Le faux matelot était donc entré dans la taverne duRoi George, ce soir-là ; il s’était même effacé sur le seuil, pour laisser passer Noël et Rocambole, qui étaient allés se placer à une table voisine du comptoir.
Les buveurs étaient nombreux, mais quelque peu taciturnes.
On s’entretenait à voix basse d’un événement qui avait mis, deux heures auparavant, tout le Wapping en émoi.
Rocambole prêta l’oreille.
Un matelot disait :
– Nous ne sommes pourtant plus dans l’Inde, ici. Cependant voici des choses qui ne se passent que sous le ciel de Calcutta et de Madras.
– Pauvre Gipsy ! disait une Irlandaise qui faisait peu de cas de la vertu et qui en était à sa troisième pinte de gin, elle ne mérite pourtant pas ce qui lui arrive.
– Moi, dit un autre matelot, la première fois que je l’ai vue danser, j’ai senti quelque chose me monter au cerveau ; mon sang s’est mis à chauffer, et il m’a semblé que j’avais un charbon dans la poitrine. J’avais touché ma prime d’embarquement, quinze livres et vingt-deux shillings, s’il vous plaît. Je me dis :
– Si Gipsy veut m’aimer, je l’épouse !
Mais quand je lui fis mes offres, elle me rit au nez de si bon cœur que je m’en allai.
– Eh bien ! dit l’Irlandaise, tu as eu de la chance.
– Je le crois.
Sir George Stowe, car c’était bien lui, s’approcha du groupe où la conversation était la plus animée.
– De quoi s’agit-il ? demanda-t-il.
– Tu n’es pas sans connaître Gipsy, la bohémienne ? lui dit un des habitués du Roi George.
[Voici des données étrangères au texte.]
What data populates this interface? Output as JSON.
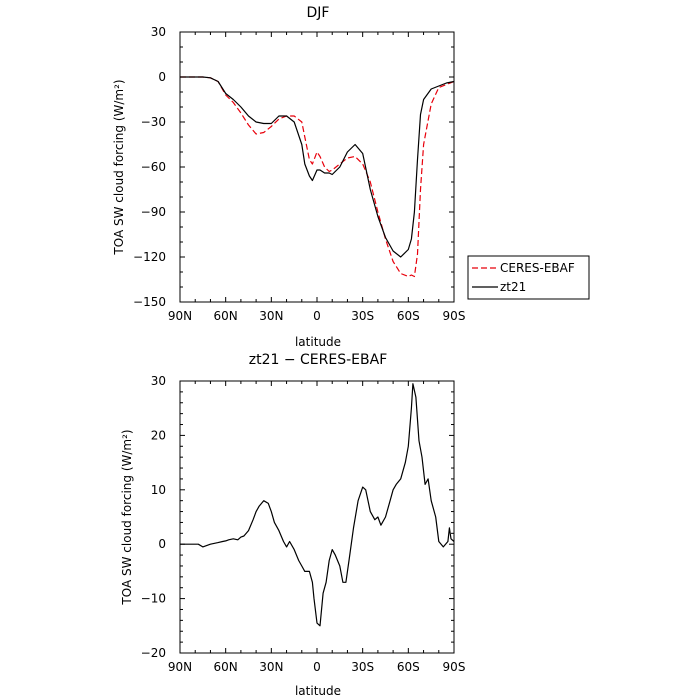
{
  "chart_data": [
    {
      "type": "line",
      "title": "DJF",
      "xlabel": "latitude",
      "ylabel": "TOA SW cloud forcing (W/m²)",
      "xlim": [
        90,
        -90
      ],
      "ylim": [
        -150,
        30
      ],
      "xtick_values": [
        90,
        60,
        30,
        0,
        -30,
        -60,
        -90
      ],
      "xtick_labels": [
        "90N",
        "60N",
        "30N",
        "0",
        "30S",
        "60S",
        "90S"
      ],
      "ytick_values": [
        30,
        0,
        -30,
        -60,
        -90,
        -120,
        -150
      ],
      "ytick_labels": [
        "30",
        "0",
        "−30",
        "−60",
        "−90",
        "−120",
        "−150"
      ],
      "legend_position": "right",
      "series": [
        {
          "name": "CERES-EBAF",
          "color": "#e8000b",
          "dash": "dashed",
          "x": [
            90,
            85,
            80,
            75,
            70,
            65,
            60,
            55,
            50,
            45,
            40,
            35,
            30,
            25,
            20,
            15,
            10,
            8,
            5,
            3,
            0,
            -2,
            -5,
            -8,
            -10,
            -15,
            -20,
            -25,
            -30,
            -35,
            -40,
            -45,
            -50,
            -55,
            -60,
            -62,
            -64,
            -66,
            -68,
            -70,
            -75,
            -80,
            -85,
            -90
          ],
          "y": [
            0,
            0,
            0,
            0,
            -0.5,
            -3,
            -12,
            -17,
            -24,
            -32,
            -38,
            -37,
            -33,
            -28,
            -26,
            -26,
            -30,
            -40,
            -55,
            -58,
            -50,
            -53,
            -60,
            -63,
            -62,
            -58,
            -54,
            -53,
            -58,
            -70,
            -90,
            -108,
            -123,
            -131,
            -133,
            -132,
            -133,
            -118,
            -75,
            -45,
            -18,
            -7,
            -5,
            -3
          ]
        },
        {
          "name": "zt21",
          "color": "#000000",
          "dash": "solid",
          "x": [
            90,
            85,
            80,
            75,
            70,
            65,
            60,
            55,
            50,
            45,
            40,
            35,
            30,
            25,
            20,
            15,
            10,
            8,
            5,
            3,
            0,
            -2,
            -5,
            -8,
            -10,
            -15,
            -20,
            -25,
            -30,
            -35,
            -40,
            -45,
            -50,
            -55,
            -60,
            -62,
            -64,
            -66,
            -68,
            -70,
            -75,
            -80,
            -85,
            -90
          ],
          "y": [
            0,
            0,
            0,
            0,
            -0.5,
            -3,
            -11,
            -15,
            -20,
            -26,
            -30,
            -31,
            -31,
            -26,
            -26,
            -30,
            -45,
            -58,
            -66,
            -69,
            -62,
            -62,
            -64,
            -64,
            -65,
            -60,
            -50,
            -45,
            -51,
            -75,
            -93,
            -107,
            -116,
            -120,
            -115,
            -108,
            -90,
            -55,
            -25,
            -15,
            -8,
            -6,
            -4,
            -3
          ]
        }
      ]
    },
    {
      "type": "line",
      "title": "zt21 − CERES-EBAF",
      "xlabel": "latitude",
      "ylabel": "TOA SW cloud forcing (W/m²)",
      "xlim": [
        90,
        -90
      ],
      "ylim": [
        -20,
        30
      ],
      "xtick_values": [
        90,
        60,
        30,
        0,
        -30,
        -60,
        -90
      ],
      "xtick_labels": [
        "90N",
        "60N",
        "30N",
        "0",
        "30S",
        "60S",
        "90S"
      ],
      "ytick_values": [
        30,
        20,
        10,
        0,
        -10,
        -20
      ],
      "ytick_labels": [
        "30",
        "20",
        "10",
        "0",
        "−10",
        "−20"
      ],
      "series": [
        {
          "color": "#000000",
          "dash": "solid",
          "x": [
            90,
            85,
            80,
            78,
            75,
            70,
            65,
            62,
            60,
            58,
            55,
            52,
            50,
            48,
            45,
            42,
            40,
            38,
            35,
            32,
            30,
            28,
            25,
            22,
            20,
            18,
            15,
            12,
            10,
            8,
            5,
            3,
            2,
            0,
            -2,
            -4,
            -6,
            -8,
            -10,
            -12,
            -15,
            -17,
            -19,
            -21,
            -24,
            -27,
            -30,
            -32,
            -35,
            -38,
            -40,
            -42,
            -45,
            -48,
            -50,
            -52,
            -55,
            -58,
            -60,
            -62,
            -63,
            -65,
            -67,
            -69,
            -71,
            -73,
            -75,
            -78,
            -80,
            -83,
            -86,
            -87,
            -88,
            -90
          ],
          "y": [
            0,
            0,
            0,
            0,
            -0.5,
            0,
            0.3,
            0.5,
            0.6,
            0.8,
            1,
            0.8,
            1.3,
            1.5,
            2.5,
            4.5,
            6,
            7,
            8,
            7.5,
            6,
            4,
            2.5,
            0.5,
            -0.5,
            0.5,
            -1,
            -3,
            -4,
            -5,
            -5,
            -7,
            -10,
            -14.5,
            -15,
            -9,
            -7,
            -3,
            -1,
            -2,
            -4,
            -7,
            -7,
            -3,
            3,
            8,
            10.5,
            10,
            6,
            4.5,
            5,
            3.5,
            5,
            8,
            10,
            11,
            12,
            15,
            18,
            25,
            29.5,
            27,
            19,
            16,
            11,
            12,
            8,
            5,
            0.5,
            -0.5,
            0.5,
            3,
            1,
            0.5
          ]
        }
      ]
    }
  ]
}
– Certainement non. C’est elle qui danse tous les soirs ici.
– Justement.
– Eh bien ! il lui est arrivé un nouveau malheur.
– Ah ! dit le faux matelot. Quoi donc ?
– Gipsy ne peut pas avoir un amoureux.
– Comment cela ?
– Voici le sixième prétendant depuis un an.
– Eh bien ?
– Un beau garçon, ma foi ! dit l’Irlandaise, et qui était fort comme Calcraff lui-même.
En parlant ainsi, l’Irlandaise salua le tavernier qui, sensible à l’éloge, lui rendit son salut.
– Eh bien ! que lui est-il arrivé ? demanda encore sir George Stowe.
– Ce qui est arrivé aux autres.
– Ah !
– Mort comme eux. Gipsy doit se tordre les mains de désespoir. Pauvre Gipsy !
– Elle ne dansera pas ce soir, soupira un habitué, très amateur des pirouettes et des pointes de la bohémienne.
– Où l’a-t-on trouvé ? demanda l’Irlandaise.
– Qui donc ? Radsy ?
– Oui.
– Comme les autres, à la porte de Gipsy, dans White-Chapel.
Rocambole avait échangé un rapide signe d’intelligence avec Calcraff.
L’Irlandaise avala un grand verre de gin et reprit :
– Je vais vous dire l’histoire de Gipsy et de ses six amoureux. Je la sais mieux que personne.
Rocambole ne quittait pas des yeux sir George Stowe, qui demeurait impassible.